What happens with the power fails?
As with all critical areas on the UTMB campus (which also is home to hospital facilities), the Galveston National Laboratory will have primary power plus independent backup power provided by multiple generators that are tested regularly.
What about security?
As is now the case with UTMB’s existing BSL4 lab, strict security measures are planned for the GNL and include several card-entry and keypad checkpoints as well as checkpoints using unique biometric markers. All of this is required before scientists can approach and enter through the heavy metal doors sealing the facility. Under federal laws, security at and around the GNL facility will be regulated, and will include security checks of personnel, traffic checkpoints and a 200-foot vehicle-free safety zone. Campus and community law enforcement officers and other first responders receive special training on security and safety issues involving the laboratory. The state-of-the-art security systems will be reviewed and updated regularly. Rigorous procedures and practices will be consistent with federal guidelines. UTMB also has the benefit of the safety and security expertise of some of the world’s best-known and most knowledgeable BSL4 experts, recruited to the university during the development of the Robert E. Shope, M.D. Laboratory.

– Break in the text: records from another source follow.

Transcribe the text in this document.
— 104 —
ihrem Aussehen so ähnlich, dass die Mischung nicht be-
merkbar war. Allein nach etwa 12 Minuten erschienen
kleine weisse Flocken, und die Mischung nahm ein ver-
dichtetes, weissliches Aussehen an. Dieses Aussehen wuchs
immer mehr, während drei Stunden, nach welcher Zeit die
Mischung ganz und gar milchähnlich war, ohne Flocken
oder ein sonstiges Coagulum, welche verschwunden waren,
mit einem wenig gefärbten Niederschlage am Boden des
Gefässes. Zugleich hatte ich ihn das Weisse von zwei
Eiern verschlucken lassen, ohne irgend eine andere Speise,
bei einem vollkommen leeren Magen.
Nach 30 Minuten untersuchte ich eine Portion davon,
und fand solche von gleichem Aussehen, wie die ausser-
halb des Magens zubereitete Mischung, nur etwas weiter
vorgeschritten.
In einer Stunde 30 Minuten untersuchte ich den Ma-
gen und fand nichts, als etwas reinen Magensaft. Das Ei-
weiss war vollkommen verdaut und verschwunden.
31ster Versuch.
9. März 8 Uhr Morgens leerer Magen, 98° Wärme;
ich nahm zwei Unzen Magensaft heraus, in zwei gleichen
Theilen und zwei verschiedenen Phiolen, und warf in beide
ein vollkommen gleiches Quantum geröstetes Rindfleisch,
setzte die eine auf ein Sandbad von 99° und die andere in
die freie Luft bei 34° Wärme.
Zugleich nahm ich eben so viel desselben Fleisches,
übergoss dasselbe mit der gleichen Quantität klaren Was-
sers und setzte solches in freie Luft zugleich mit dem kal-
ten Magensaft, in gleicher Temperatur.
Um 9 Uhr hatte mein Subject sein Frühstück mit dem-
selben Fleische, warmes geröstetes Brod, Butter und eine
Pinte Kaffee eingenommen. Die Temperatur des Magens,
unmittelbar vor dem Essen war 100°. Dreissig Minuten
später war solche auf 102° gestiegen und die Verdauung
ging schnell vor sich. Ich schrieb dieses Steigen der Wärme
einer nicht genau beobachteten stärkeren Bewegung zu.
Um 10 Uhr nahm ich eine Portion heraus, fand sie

What happens if a researcher gets infected?
In the unlikely event that a researcher becomes infected, he or she will be treated at a UTMB hospital with appropriate safeguards to ensure that neither staff nor visitors are exposed to the infection. UTMB is well-equipped and staff is well-prepared to care for individuals with serious and highly contagious infections.
Have accidents in BSL4 labs ever occurred?
Worldwide, very few accidents have occurred. Accidents such as needle sticks through the protective gloves that researchers wear have occurred, and on some occasions these events have led to tragic outcomes for the infected scientists. The scientists working within the BSL4 labs are those most at risk. None of these episodes to date, however, has resulted in the spread of an infectious disease to anyone outside the facility.